Fragmentation in Distributed Databases
Fragmentation is the process of breaking a large database into smaller parts, called fragments, which are stored across different locations. These fragments ensure that data can be efficiently managed and accessed while maintaining the ability to rebuild the original database without losing any information.
For example, if a table T is divided into T1, T2, T3, …, TN, each fragment contains enough data to reconstruct the original table when needed.

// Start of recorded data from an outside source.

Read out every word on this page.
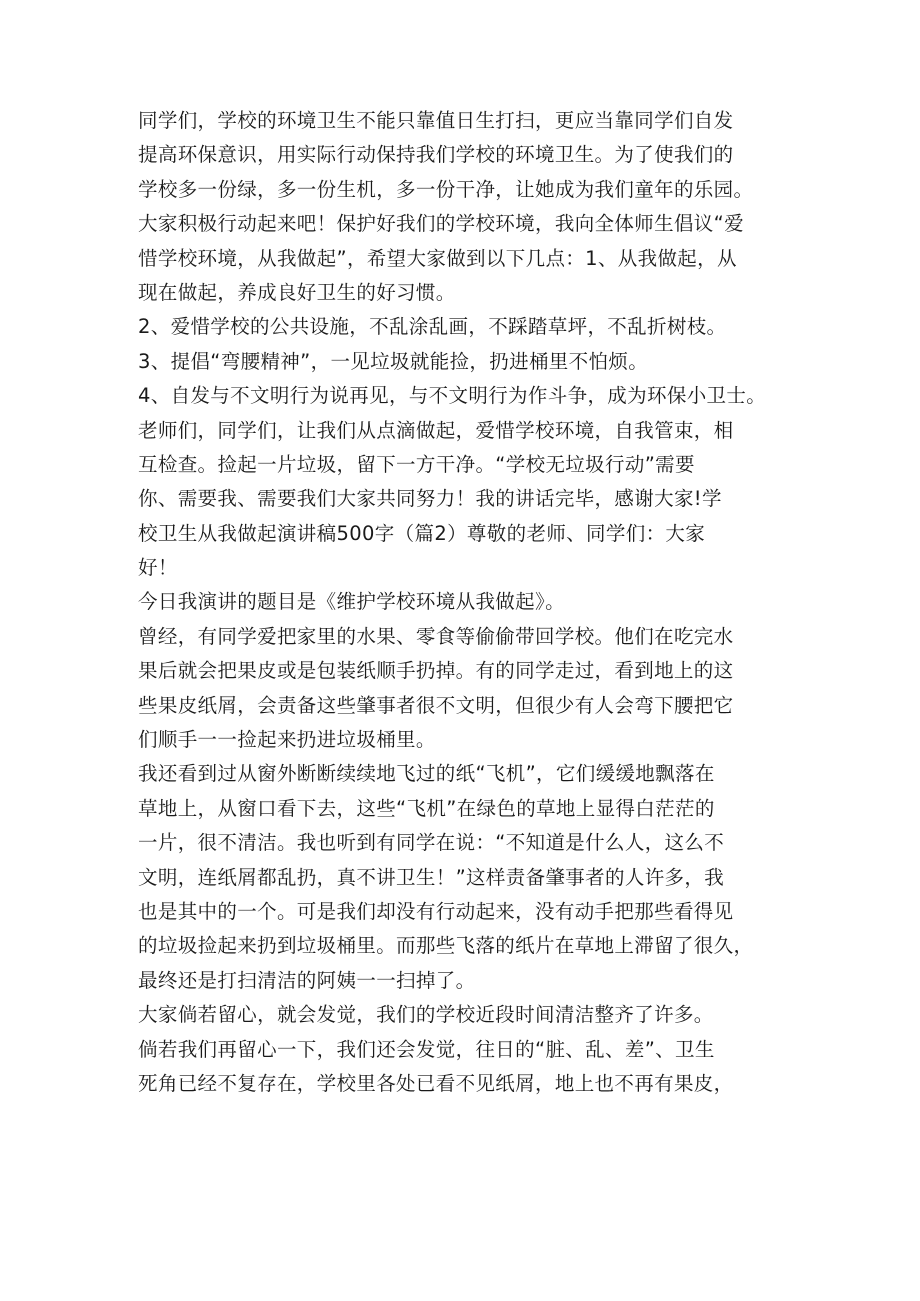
同学们，学校的环境卫生不能只靠值日生打扫，更应当靠同学们自发
提高环保意识，用实际行动保持我们学校的环境卫生。为了使我们的
学校多一份绿，多一份生机，多一份干净，让她成为我们童年的乐园。
大家积极行动起来吧！保护好我们的学校环境，我向全体师生倡议“爱
惜学校环境，从我做起”，希望大家做到以下几点：1、从我做起，从
现在做起，养成良好卫生的好习惯。
2、爱惜学校的公共设施，不乱涂乱画，不踩踏草坪，不乱折树枝。
3、提倡“弯腰精神”，一见垃圾就能捡，扔进桶里不怕烦。
4、自发与不文明行为说再见，与不文明行为作斗争，成为环保小卫士。
老师们，同学们，让我们从点滴做起，爱惜学校环境，自我管束，相
互检查。捡起一片垃圾，留下一方干净。“学校无垃圾行动”需要
你、需要我、需要我们大家共同努力！我的讲话完毕，感谢大家!学
校卫生从我做起演讲稿500字（篇2）尊敬的老师、同学们：大家
好！
今日我演讲的题目是《维护学校环境从我做起》。
曾经，有同学爱把家里的水果、零食等偷偷带回学校。他们在吃完水
果后就会把果皮或是包装纸顺手扔掉。有的同学走过，看到地上的这
些果皮纸屑，会责备这些肇事者很不文明，但很少有人会弯下腰把它
们顺手一一捡起来扔进垃圾桶里。
我还看到过从窗外断断续续地飞过的纸“飞机”，它们缓缓地飘落在
草地上，从窗口看下去，这些“飞机”在绿色的草地上显得白茫茫的
一片，很不清洁。我也听到有同学在说：“不知道是什么人，这么不
文明，连纸屑都乱扔，真不讲卫生！”这样责备肇事者的人许多，我
也是其中的一个。可是我们却没有行动起来，没有动手把那些看得见
的垃圾捡起来扔到垃圾桶里。而那些飞落的纸片在草地上滞留了很久，
最终还是打扫清洁的阿姨一一扫掉了。
大家倘若留心，就会发觉，我们的学校近段时间清洁整齐了许多。
倘若我们再留心一下，我们还会发觉，往日的“脏、乱、差”、卫生
死角已经不复存在，学校里各处已看不见纸屑，地上也不再有果皮，
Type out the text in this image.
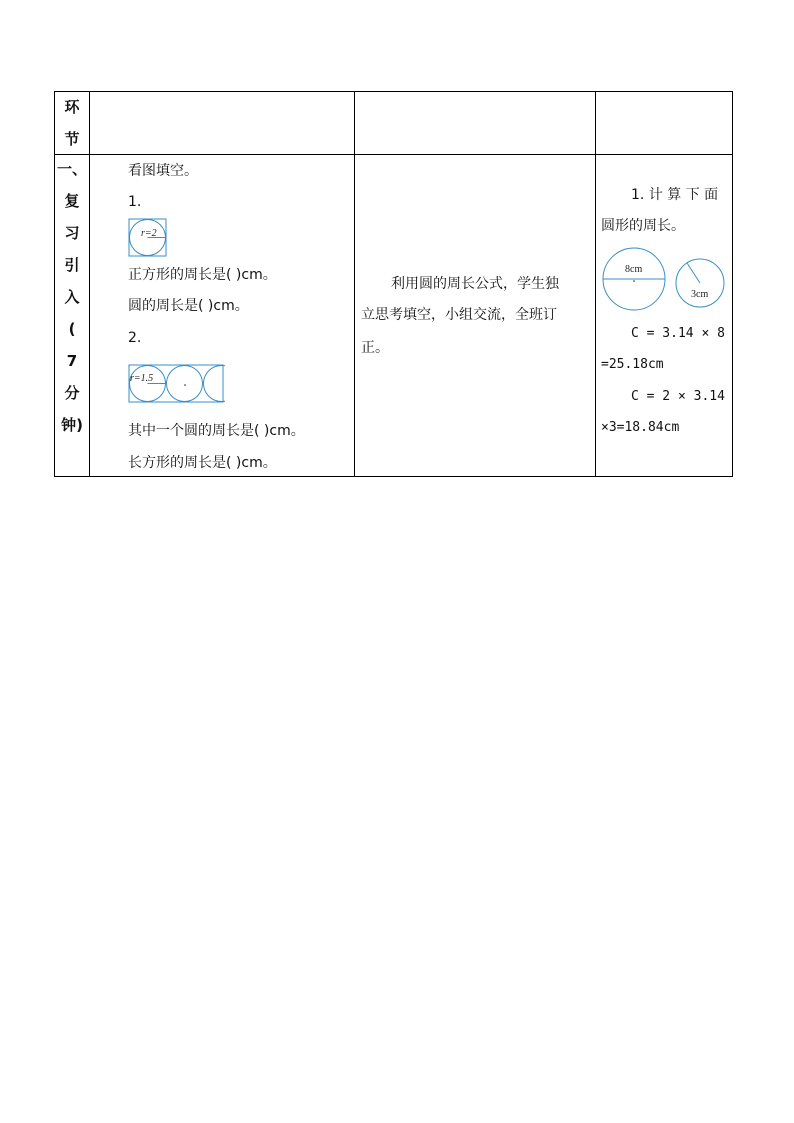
环
节
一、
复
习
引
入
(
7
分
钟)
看图填空。
1.
r=2
正方形的周长是( )cm。
圆的周长是( )cm。
2.
r=1.5
其中一个圆的周长是( )cm。
长方形的周长是( )cm。
利用圆的周长公式，学生独
立思考填空，小组交流，全班订
正。
1. 计 算 下 面
圆形的周长。
8cm
3cm
C = 3.14 × 8
=25.18cm
C = 2 × 3.14
×3=18.84cm
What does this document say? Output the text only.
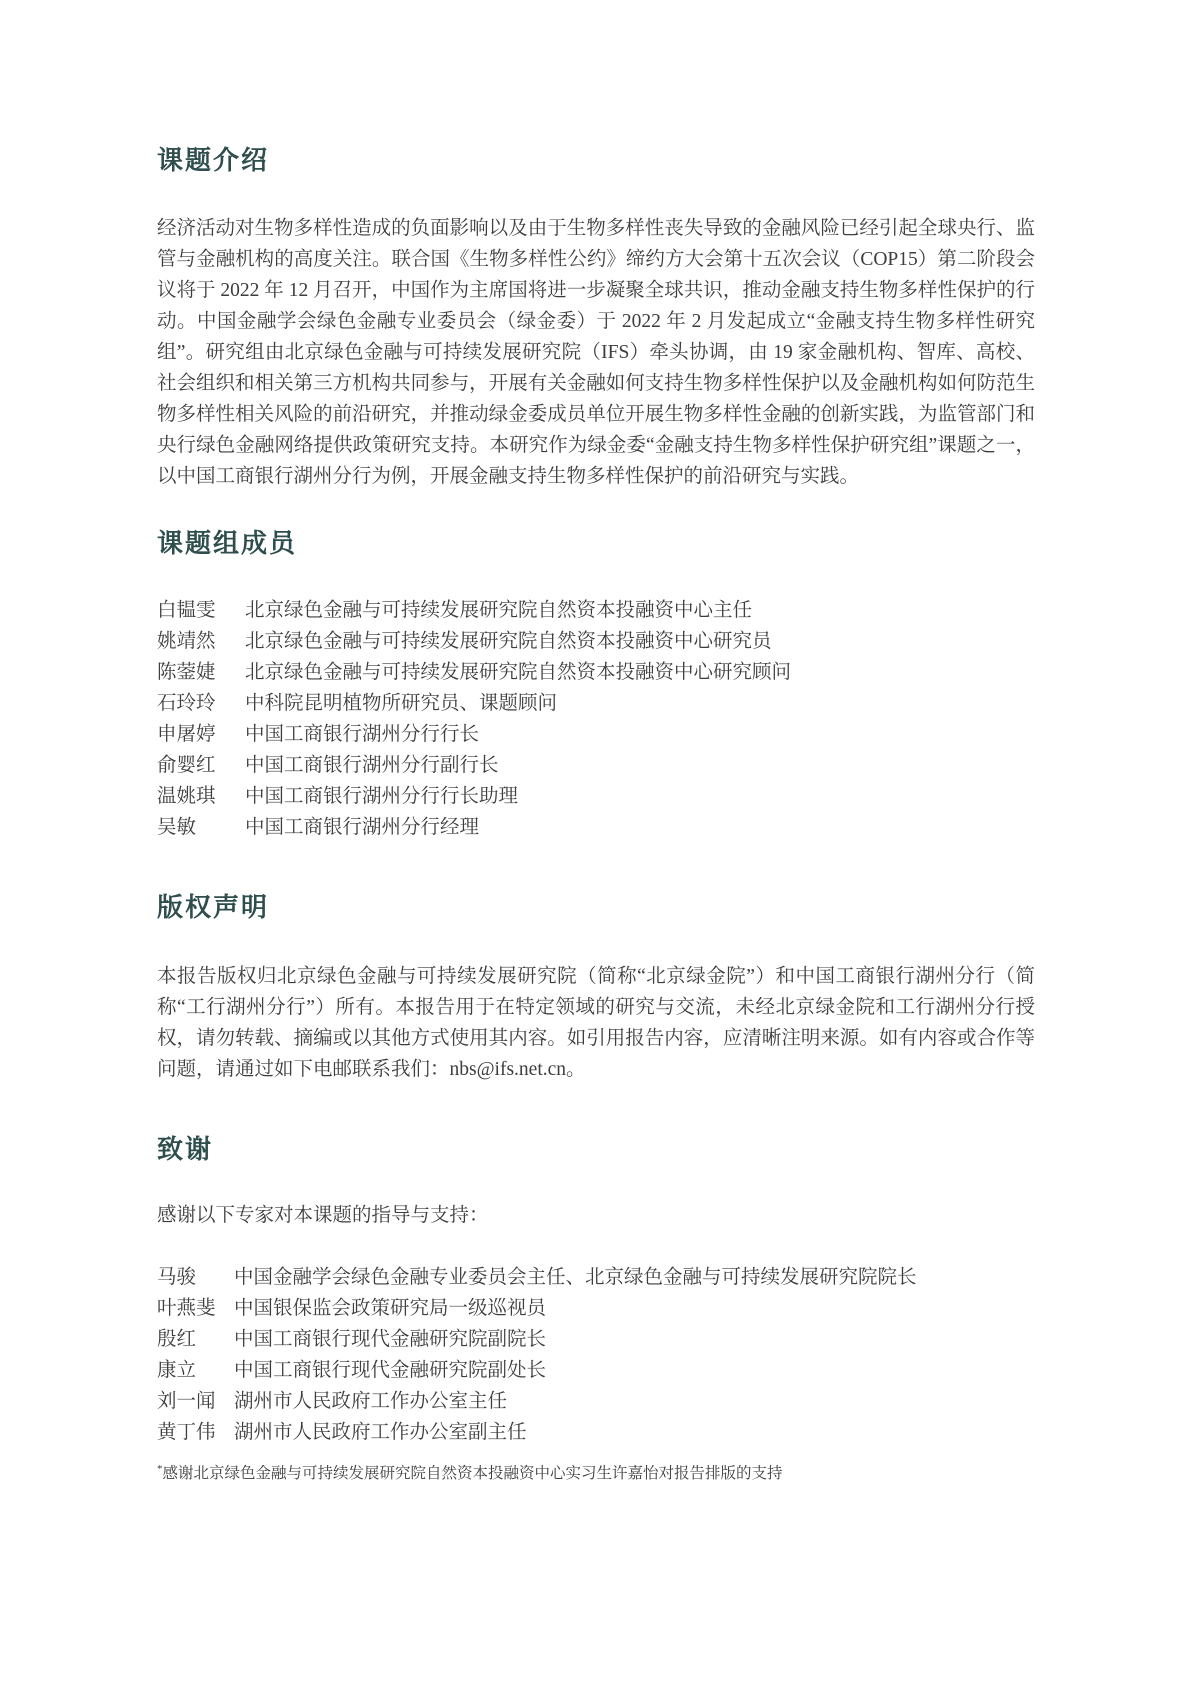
课题介绍

经济活动对生物多样性造成的负面影响以及由于生物多样性丧失导致的金融风险已经引起全球央行、监管与金融机构的高度关注。联合国《生物多样性公约》缔约方大会第十五次会议（COP15）第二阶段会议将于 2022 年 12 月召开，中国作为主席国将进一步凝聚全球共识，推动金融支持生物多样性保护的行动。中国金融学会绿色金融专业委员会（绿金委）于 2022 年 2 月发起成立“金融支持生物多样性研究组”。研究组由北京绿色金融与可持续发展研究院（IFS）牵头协调，由 19 家金融机构、智库、高校、社会组织和相关第三方机构共同参与，开展有关金融如何支持生物多样性保护以及金融机构如何防范生物多样性相关风险的前沿研究，并推动绿金委成员单位开展生物多样性金融的创新实践，为监管部门和央行绿色金融网络提供政策研究支持。本研究作为绿金委“金融支持生物多样性保护研究组”课题之一，以中国工商银行湖州分行为例，开展金融支持生物多样性保护的前沿研究与实践。

课题组成员
白韫雯	北京绿色金融与可持续发展研究院自然资本投融资中心主任
姚靖然	北京绿色金融与可持续发展研究院自然资本投融资中心研究员
陈蓥婕	北京绿色金融与可持续发展研究院自然资本投融资中心研究顾问
石玲玲	中科院昆明植物所研究员、课题顾问
申屠婷	中国工商银行湖州分行行长
俞婴红	中国工商银行湖州分行副行长
温姚琪	中国工商银行湖州分行行长助理
吴敏	中国工商银行湖州分行经理
版权声明

本报告版权归北京绿色金融与可持续发展研究院（简称“北京绿金院”）和中国工商银行湖州分行（简称“工行湖州分行”）所有。本报告用于在特定领域的研究与交流，未经北京绿金院和工行湖州分行授权，请勿转载、摘编或以其他方式使用其内容。如引用报告内容，应清晰注明来源。如有内容或合作等问题，请通过如下电邮联系我们：nbs@ifs.net.cn。

致谢

感谢以下专家对本课题的指导与支持：

马骏	中国金融学会绿色金融专业委员会主任、北京绿色金融与可持续发展研究院院长
叶燕斐 中国银保监会政策研究局一级巡视员
殷红	中国工商银行现代金融研究院副院长
康立	中国工商银行现代金融研究院副处长
刘一闻 湖州市人民政府工作办公室主任
黄丁伟 湖州市人民政府工作办公室副主任

*感谢北京绿色金融与可持续发展研究院自然资本投融资中心实习生许嘉怡对报告排版的支持
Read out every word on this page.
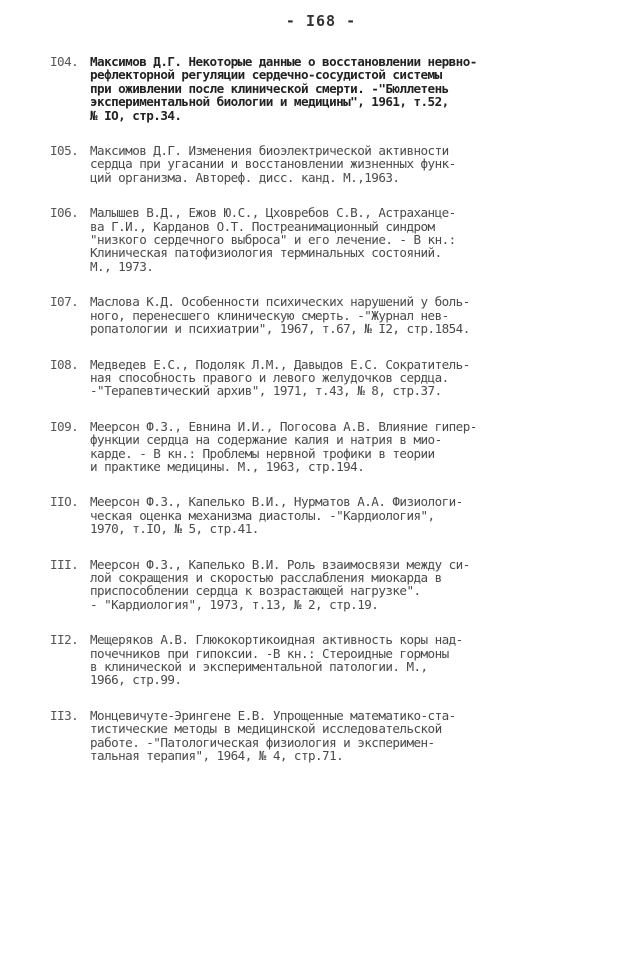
- I68 -
I04. Максимов Д.Г. Некоторые данные о восстановлении нервно-
рефлекторной регуляции сердечно-сосудистой системы
при оживлении после клинической смерти. -"Бюллетень
экспериментальной биологии и медицины", 1961, т.52,
№ IO, стр.34.
I05. Максимов Д.Г. Изменения биоэлектрической активности
сердца при угасании и восстановлении жизненных функ-
ций организма. Автореф. дисс. канд. М.,1963.
I06. Малышев В.Д., Ежов Ю.С., Цховребов С.В., Астраханце-
ва Г.И., Карданов О.Т. Постреанимационный синдром
"низкого сердечного выброса" и его лечение. - В кн.:
Клиническая патофизиология терминальных состояний.
М., 1973.
I07. Маслова К.Д. Особенности психических нарушений у боль-
ного, перенесшего клиническую смерть. -"Журнал нев-
ропатологии и психиатрии", 1967, т.67, № I2, стр.1854.
I08. Медведев Е.С., Подоляк Л.М., Давыдов Е.С. Сократитель-
ная способность правого и левого желудочков сердца.
-"Терапевтический архив", 1971, т.43, № 8, стр.37.
I09. Меерсон Ф.З., Евнина И.И., Погосова А.В. Влияние гипер-
функции сердца на содержание калия и натрия в мио-
карде. - В кн.: Проблемы нервной трофики в теории
и практике медицины. М., 1963, стр.194.
IIO. Меерсон Ф.З., Капелько В.И., Нурматов А.А. Физиологи-
ческая оценка механизма диастолы. -"Кардиология",
1970, т.IO, № 5, стр.41.
III. Меерсон Ф.З., Капелько В.И. Роль взаимосвязи между си-
лой сокращения и скоростью расслабления миокарда в
приспособлении сердца к возрастающей нагрузке".
- "Кардиология", 1973, т.13, № 2, стр.19.
II2. Мещеряков А.В. Глюкокортикоидная активность коры над-
почечников при гипоксии. -В кн.: Стероидные гормоны
в клинической и экспериментальной патологии. М.,
1966, стр.99.
II3. Монцевичуте-Эрингене Е.В. Упрощенные математико-ста-
тистические методы в медицинской исследовательской
работе. -"Патологическая физиология и эксперимен-
тальная терапия", 1964, № 4, стр.71.
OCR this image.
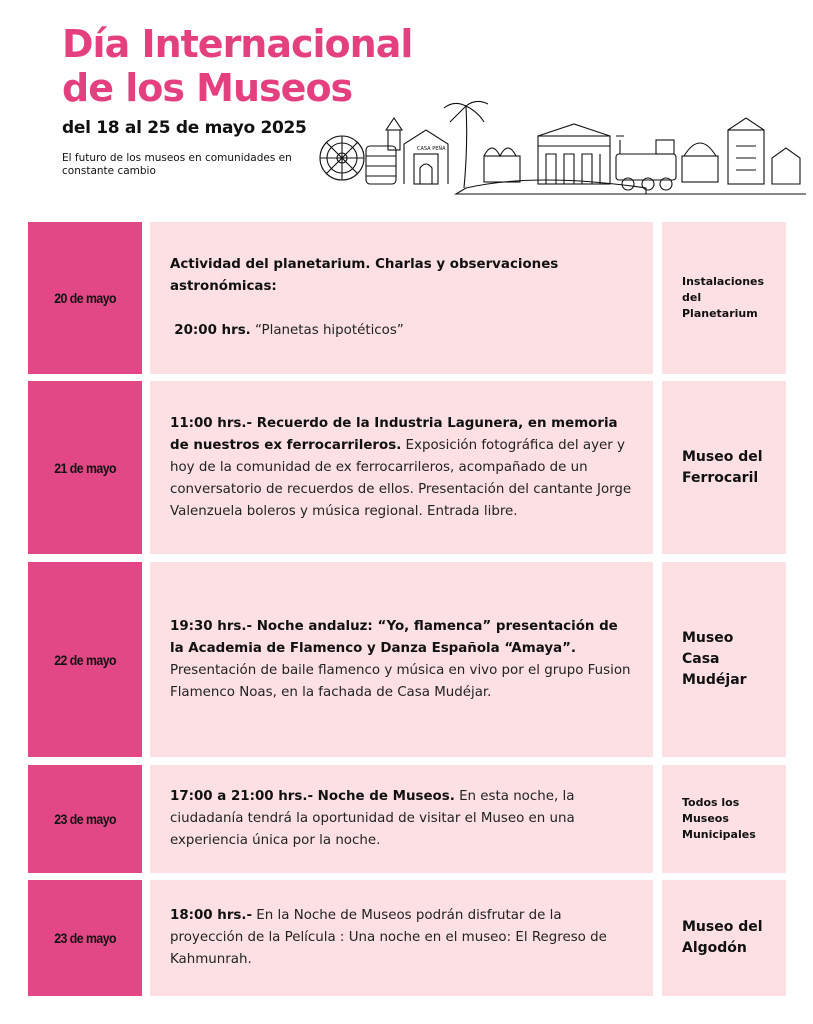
Día Internacional
de los Museos
del 18 al 25 de mayo 2025
El futuro de los museos en comunidades en constante cambio
CASA PEÑA
20 de mayo

Actividad del planetarium. Charlas y observaciones astronómicas:

20:00 hrs. “Planetas hipotéticos”

Instalaciones del Planetarium
21 de mayo

11:00 hrs.- Recuerdo de la Industria Lagunera, en memoria de nuestros ex ferrocarrileros. Exposición fotográfica del ayer y hoy de la comunidad de ex ferrocarrileros, acompañado de un conversatorio de recuerdos de ellos. Presentación del cantante Jorge Valenzuela boleros y música regional. Entrada libre.

Museo del Ferrocaril
22 de mayo

19:30 hrs.- Noche andaluz: “Yo, flamenca” presentación de la Academia de Flamenco y Danza Española “Amaya”. Presentación de baile flamenco y música en vivo por el grupo Fusion Flamenco Noas, en la fachada de Casa Mudéjar.

Museo Casa Mudéjar
23 de mayo

17:00 a 21:00 hrs.- Noche de Museos. En esta noche, la ciudadanía tendrá la oportunidad de visitar el Museo en una experiencia única por la noche.

Todos los Museos Municipales
23 de mayo

18:00 hrs.- En la Noche de Museos podrán disfrutar de la proyección de la Película : Una noche en el museo: El Regreso de Kahmunrah.

Museo del Algodón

Comparison of Horizontal and Vertical Fragmentation
Feature | Horizontal Fragmentation | Vertical Fragmentation |
---|---|---|
Definition | Divides a table into smaller parts based on rows (records) using a condition (e.g., region or department). | Divides a table into smaller parts based on columns, keeping a primary key for linking them back. |
Structure | Each fragment has the same columns but different rows. | Each fragment has the same rows but different columns. |
Use Case | Useful when queries frequently access specific rows based on conditions. | Useful when queries frequently request only specific columns of a table. |
Performance Optimization | Improves performance by reducing the number of rows processed in queries. | Improves performance by reducing unnecessary column retrieval, minimizing data load. |
Reconstruction | The original table is reconstructed using the UNION operation. | The original table is reconstructed using the JOIN operation with the primary key. |
Example Scenario | A multinational company stores employee records by country (e.g., USA, India). | A hospital separates patient records into personal details and medical history. |
Thus, fragmentation helps manage large databases by distributing data efficiently. Horizontal fragmentation organizes data by rows, while vertical fragmentation divides it by columns, improving performance and reducing processing time.